Light Neutron-Rich Hypernuclei from the Importance-Truncated No-Core Shell Model

TL;DR

This study uses an advanced ab initio no-core shell model with importance truncation to systematically analyze ground and excited states of neutron-rich hypernuclei, providing predictions and insights into their stability and spectra.

Contribution

It applies the importance-truncated no-core shell model with chiral interactions to hypernuclei, offering new predictions for neutron-rich hypernuclear properties and stability.

Findings

Neutron separation energies are stable and match experimental data.

Neutron drip lines are unaffected by hyperon addition.
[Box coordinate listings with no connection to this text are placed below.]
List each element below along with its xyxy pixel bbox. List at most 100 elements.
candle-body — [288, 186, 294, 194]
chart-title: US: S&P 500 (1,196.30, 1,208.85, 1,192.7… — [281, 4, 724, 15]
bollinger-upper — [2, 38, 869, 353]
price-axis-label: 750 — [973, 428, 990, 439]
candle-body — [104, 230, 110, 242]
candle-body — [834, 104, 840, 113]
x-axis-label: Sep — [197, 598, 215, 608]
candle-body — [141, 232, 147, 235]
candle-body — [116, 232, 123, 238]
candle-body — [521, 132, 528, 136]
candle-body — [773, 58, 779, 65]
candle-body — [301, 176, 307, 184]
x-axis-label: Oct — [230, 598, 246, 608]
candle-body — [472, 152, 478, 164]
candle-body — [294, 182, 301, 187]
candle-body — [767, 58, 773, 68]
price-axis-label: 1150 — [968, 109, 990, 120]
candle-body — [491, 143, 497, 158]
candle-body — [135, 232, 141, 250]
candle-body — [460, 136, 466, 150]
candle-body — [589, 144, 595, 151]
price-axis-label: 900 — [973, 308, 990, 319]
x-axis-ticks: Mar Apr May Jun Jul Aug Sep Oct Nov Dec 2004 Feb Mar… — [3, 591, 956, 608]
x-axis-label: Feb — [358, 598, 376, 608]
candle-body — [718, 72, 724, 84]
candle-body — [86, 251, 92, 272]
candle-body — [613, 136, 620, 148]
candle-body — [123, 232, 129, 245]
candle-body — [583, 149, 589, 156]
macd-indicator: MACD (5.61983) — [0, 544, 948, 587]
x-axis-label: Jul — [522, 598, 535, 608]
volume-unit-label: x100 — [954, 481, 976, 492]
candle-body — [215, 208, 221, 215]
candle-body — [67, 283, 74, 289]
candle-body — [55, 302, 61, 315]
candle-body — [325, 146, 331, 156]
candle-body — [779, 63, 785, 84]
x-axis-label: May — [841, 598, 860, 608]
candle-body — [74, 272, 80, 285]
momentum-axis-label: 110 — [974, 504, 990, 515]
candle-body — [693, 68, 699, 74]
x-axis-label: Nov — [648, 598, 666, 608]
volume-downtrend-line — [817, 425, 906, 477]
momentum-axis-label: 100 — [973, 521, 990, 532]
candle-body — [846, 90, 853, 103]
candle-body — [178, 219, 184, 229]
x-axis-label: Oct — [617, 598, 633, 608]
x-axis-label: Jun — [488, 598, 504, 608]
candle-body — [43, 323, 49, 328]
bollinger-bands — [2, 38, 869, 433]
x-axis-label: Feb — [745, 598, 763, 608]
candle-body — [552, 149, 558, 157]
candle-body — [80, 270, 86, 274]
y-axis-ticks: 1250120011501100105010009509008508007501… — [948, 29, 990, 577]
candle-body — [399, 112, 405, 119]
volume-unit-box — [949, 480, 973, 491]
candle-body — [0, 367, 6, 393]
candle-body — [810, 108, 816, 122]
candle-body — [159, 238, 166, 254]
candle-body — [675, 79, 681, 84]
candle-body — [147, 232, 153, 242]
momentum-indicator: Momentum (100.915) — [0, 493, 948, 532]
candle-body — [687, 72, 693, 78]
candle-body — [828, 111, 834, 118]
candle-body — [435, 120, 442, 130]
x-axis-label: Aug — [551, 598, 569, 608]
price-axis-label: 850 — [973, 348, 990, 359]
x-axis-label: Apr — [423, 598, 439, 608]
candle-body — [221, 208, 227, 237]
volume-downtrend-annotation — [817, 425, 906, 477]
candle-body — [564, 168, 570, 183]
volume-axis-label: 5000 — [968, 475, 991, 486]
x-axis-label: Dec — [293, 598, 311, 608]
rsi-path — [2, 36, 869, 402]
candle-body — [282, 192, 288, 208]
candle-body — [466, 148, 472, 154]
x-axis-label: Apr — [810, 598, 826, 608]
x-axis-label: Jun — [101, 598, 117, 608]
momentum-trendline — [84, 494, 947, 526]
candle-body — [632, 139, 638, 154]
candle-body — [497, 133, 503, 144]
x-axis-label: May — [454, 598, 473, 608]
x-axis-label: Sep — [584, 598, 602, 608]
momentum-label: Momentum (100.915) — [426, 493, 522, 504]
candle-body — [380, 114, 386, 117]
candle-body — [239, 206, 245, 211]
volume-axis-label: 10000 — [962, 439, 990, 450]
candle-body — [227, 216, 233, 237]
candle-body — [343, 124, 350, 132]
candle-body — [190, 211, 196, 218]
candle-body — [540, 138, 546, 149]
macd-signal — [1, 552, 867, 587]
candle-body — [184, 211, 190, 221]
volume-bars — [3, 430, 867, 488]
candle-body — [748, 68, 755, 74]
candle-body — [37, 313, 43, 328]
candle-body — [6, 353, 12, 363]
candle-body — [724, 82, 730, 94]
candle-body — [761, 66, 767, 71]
Predictions for unobserved hypernuclear spectra.

Abstract

We explore the systematics of ground-state and excitation energies in singly-strange hypernuclei throughout the helium and lithium isotopic chains --- from $^5_\Lambda$He to $^{11}_\Lambda$He and from $^7_\Lambda$Li to $^{12}_\Lambda$Li --- in the ab initio no-core shell model with importance truncation. All calculations are based on two- and three-baryon interaction from chiral effective field theory and we employ a similarity renormalization group transformation consistently up to the three-baryon level to improve the model-space convergence. While the absolute energies of hypernuclear states show a systematic variation with the regulator cutoff of the hyperon-nucleon interaction, the resulting neutron separation energies are very stable and in good agreement with available data for both nucleonic parents and their daughter hypernuclei. We provide predictions for the neutron separation energies and the spectra of neutron-rich hypernuclei that have not yet been observed experimentally. Furthermore, we find that the neutron drip lines in the helium and lithium isotopic chains are not changed by the addition of a hyperon.